What Is the Technology, Media and Telecom Sector?
The technology, media and telecom (TMT) sector, sometimes also referred to as technology, media, and communications (TMC), is an industry sector used by investment bankers, investors, traders and other market participants.
Because this industry segment covers a broad range, it is often useful to break down TMT into subsectors such as semiconductors, hardware, software, mobile, Internet, networking, etc. Because this sector contains new and high-tech firms, it experiences a large amount of mergers, acquisitions and initial public offerings (IPOs).

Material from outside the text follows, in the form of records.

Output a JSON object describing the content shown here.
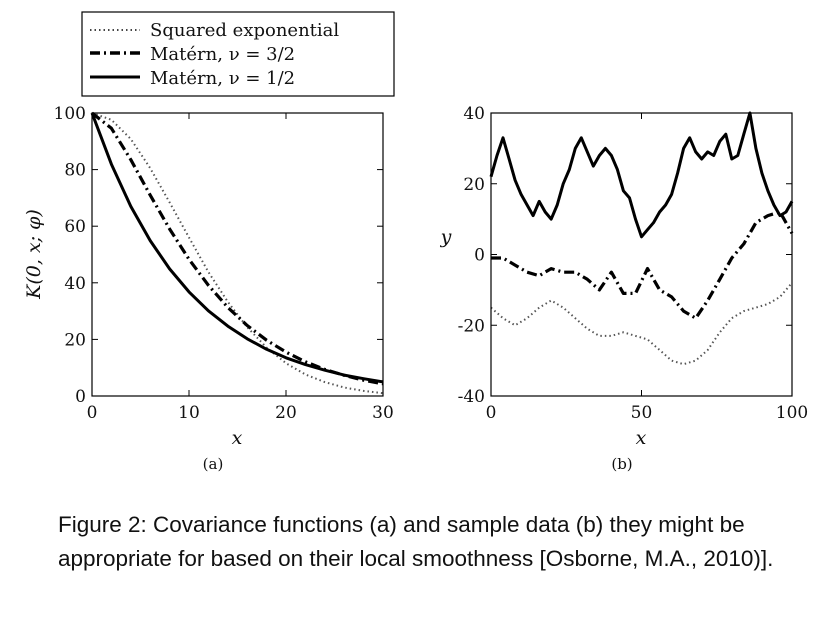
{
  "caption": "Figure 2: Covariance functions (a) and sample data (b) they might be appropriate for based on their local smoothness [Osborne, M.A., 2010)].",
  "legend": [
    {
      "label": "Squared exponential",
      "style": "dotted"
    },
    {
      "label": "Matérn, ν = 3/2",
      "style": "dashdot"
    },
    {
      "label": "Matérn, ν = 1/2",
      "style": "solid"
    }
  ],
  "chart_data": [
    {
      "type": "line",
      "panel_label": "(a)",
      "xlabel": "x",
      "ylabel": "K(0, x; φ)",
      "xlim": [
        0,
        30
      ],
      "ylim": [
        0,
        100
      ],
      "xticks": [
        "0",
        "10",
        "20",
        "30"
      ],
      "yticks": [
        "0",
        "20",
        "40",
        "60",
        "80",
        "100"
      ],
      "grid": false,
      "series": [
        {
          "name": "Squared exponential",
          "style": "dotted",
          "x": [
            0,
            2,
            4,
            6,
            8,
            10,
            12,
            14,
            16,
            18,
            20,
            22,
            24,
            26,
            28,
            30
          ],
          "y": [
            100,
            97.6,
            90.8,
            80.5,
            68.4,
            56.0,
            43.8,
            33.3,
            24.3,
            17.1,
            11.6,
            7.6,
            4.9,
            3.0,
            1.8,
            1.0
          ]
        },
        {
          "name": "Matérn, ν = 3/2",
          "style": "dashdot",
          "x": [
            0,
            2,
            4,
            6,
            8,
            10,
            12,
            14,
            16,
            18,
            20,
            22,
            24,
            26,
            28,
            30
          ],
          "y": [
            100,
            94.6,
            83.5,
            71.0,
            59.0,
            48.3,
            39.1,
            31.3,
            24.9,
            19.7,
            15.5,
            12.1,
            9.4,
            7.3,
            5.6,
            4.3
          ]
        },
        {
          "name": "Matérn, ν = 1/2",
          "style": "solid",
          "x": [
            0,
            2,
            4,
            6,
            8,
            10,
            12,
            14,
            16,
            18,
            20,
            22,
            24,
            26,
            28,
            30
          ],
          "y": [
            100,
            81.9,
            67.0,
            54.9,
            44.9,
            36.8,
            30.1,
            24.7,
            20.2,
            16.5,
            13.5,
            11.1,
            9.1,
            7.4,
            6.1,
            5.0
          ]
        }
      ]
    },
    {
      "type": "line",
      "panel_label": "(b)",
      "xlabel": "x",
      "ylabel": "y",
      "xlim": [
        0,
        100
      ],
      "ylim": [
        -40,
        40
      ],
      "xticks": [
        "0",
        "50",
        "100"
      ],
      "yticks": [
        "-40",
        "-20",
        "0",
        "20",
        "40"
      ],
      "grid": false,
      "series": [
        {
          "name": "Squared exponential",
          "style": "dotted",
          "x": [
            0,
            4,
            8,
            12,
            16,
            20,
            24,
            28,
            32,
            36,
            40,
            44,
            48,
            52,
            56,
            60,
            64,
            68,
            72,
            76,
            80,
            84,
            88,
            92,
            96,
            100
          ],
          "y": [
            -15,
            -18,
            -20,
            -18,
            -15,
            -13,
            -15,
            -18,
            -21,
            -23,
            -23,
            -22,
            -23,
            -24,
            -27,
            -30,
            -31,
            -30,
            -27,
            -22,
            -18,
            -16,
            -15,
            -14,
            -12,
            -8
          ]
        },
        {
          "name": "Matérn, ν = 3/2",
          "style": "dashdot",
          "x": [
            0,
            4,
            8,
            12,
            16,
            20,
            24,
            28,
            32,
            36,
            40,
            44,
            48,
            52,
            56,
            60,
            64,
            68,
            72,
            76,
            80,
            84,
            88,
            92,
            96,
            100
          ],
          "y": [
            -1,
            -1,
            -3,
            -5,
            -6,
            -4,
            -5,
            -5,
            -7,
            -10,
            -5,
            -11,
            -11,
            -4,
            -10,
            -12,
            -16,
            -18,
            -13,
            -7,
            -1,
            3,
            9,
            11,
            12,
            6
          ]
        },
        {
          "name": "Matérn, ν = 1/2",
          "style": "solid",
          "x": [
            0,
            2,
            4,
            6,
            8,
            10,
            12,
            14,
            16,
            18,
            20,
            22,
            24,
            26,
            28,
            30,
            32,
            34,
            36,
            38,
            40,
            42,
            44,
            46,
            48,
            50,
            52,
            54,
            56,
            58,
            60,
            62,
            64,
            66,
            68,
            70,
            72,
            74,
            76,
            78,
            80,
            82,
            84,
            86,
            88,
            90,
            92,
            94,
            96,
            98,
            100
          ],
          "y": [
            22,
            28,
            33,
            27,
            21,
            17,
            14,
            11,
            15,
            12,
            10,
            14,
            20,
            24,
            30,
            33,
            29,
            25,
            28,
            30,
            28,
            24,
            18,
            16,
            10,
            5,
            7,
            9,
            12,
            14,
            17,
            23,
            30,
            33,
            29,
            27,
            29,
            28,
            32,
            34,
            27,
            28,
            34,
            40,
            30,
            23,
            18,
            14,
            11,
            12,
            15
          ]
        }
      ]
    }
  ]
}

The Basics of the TMT Sector
The TMT sector includes a wide range of companies, but they are interrelated in that they heavily depend on research & development (R&D), the value of patents and other intellectual property protections and preferring rapid company growth. As a result, the valuations of companies in this industry segment may tolerate relatively high price-to-earnings (P/E) ratios in favor of enterprise-value-to-sales (EV/Sales).
Within the TMT sector, it is useful to subdivide it into relevant subsectors. Each subsector has different properties and mechanics that make valuing them different. Each also has different growth metrics and prospects. For example, the telecom sector is driven by the shift toward growth in wireless and the shift away from pay TV. Meanwhile, the Internet subsector is led by a rise in e-commerce and social.
Semiconductor manufacturers develop and produce integrated circuits and microchips used in all sorts of applications from personal computers and mobile devices to robotics and industrial machinery. Some representative firms are Intel, AMD, Texas Instruments and Nvidia.
The telecom part focuses on communications-related businesses such as phone, TV and Internet service providers and includes players such as AT&T, Verizon and Sprint.
The hardware companies include computer makers – IBM, Dell and HP – but also makers of server systems, mobile device handsets, tablets and storage devices such as hard drives and memory. Internet companies exist online and include companies like Facebook, Groupon, LinkedIn and Zynga.
Software companies produce computer or mobile applications for both individuals and enterprise and include Microsoft, Adobe, and SAP. Networking companies maintain, install, and produce components for wired and wireless computer networks including fiber optic cable, switches and routers. Some big players in the networking space include Cisco Systems, Juniper Networks, Netgear and Ciena Corporation.
Media companies develop, produce and distribute multimedia content on TV, radio, in print and online. Television networks, cable TV providers, production studios and social media companies may all be included in this subsector.
- The technology, media and telecom sectors is often broken up into subsectors, such as semiconductors, Internet and mobile.
- TMT as a high amount of M&A activity and IPOs.
- TMT companies trade at relatively high valuation multiples, such as P/E and EV/Sales ratios, compared to other sectors.
TMT Sector Adaptability Example
Different market participants may categorize different TMT companies in different subsectors. Facebook may be viewed as either Internet or media, and Apple as Internet, hardware, software and media, depending on who is judging the company.
Other examples that cross subsectors are Hulu, Amazon and Netflix. Sometimes, companies in one subsector of TMT will merge or acquire another to consolidate, diversify and broaden product offerings. This has been seen in the examples of the merger of AOL and Time Warner in 2000, with AT&T and Dish Network joining forces in 2015, and the Dell-EMC merger happening that same year.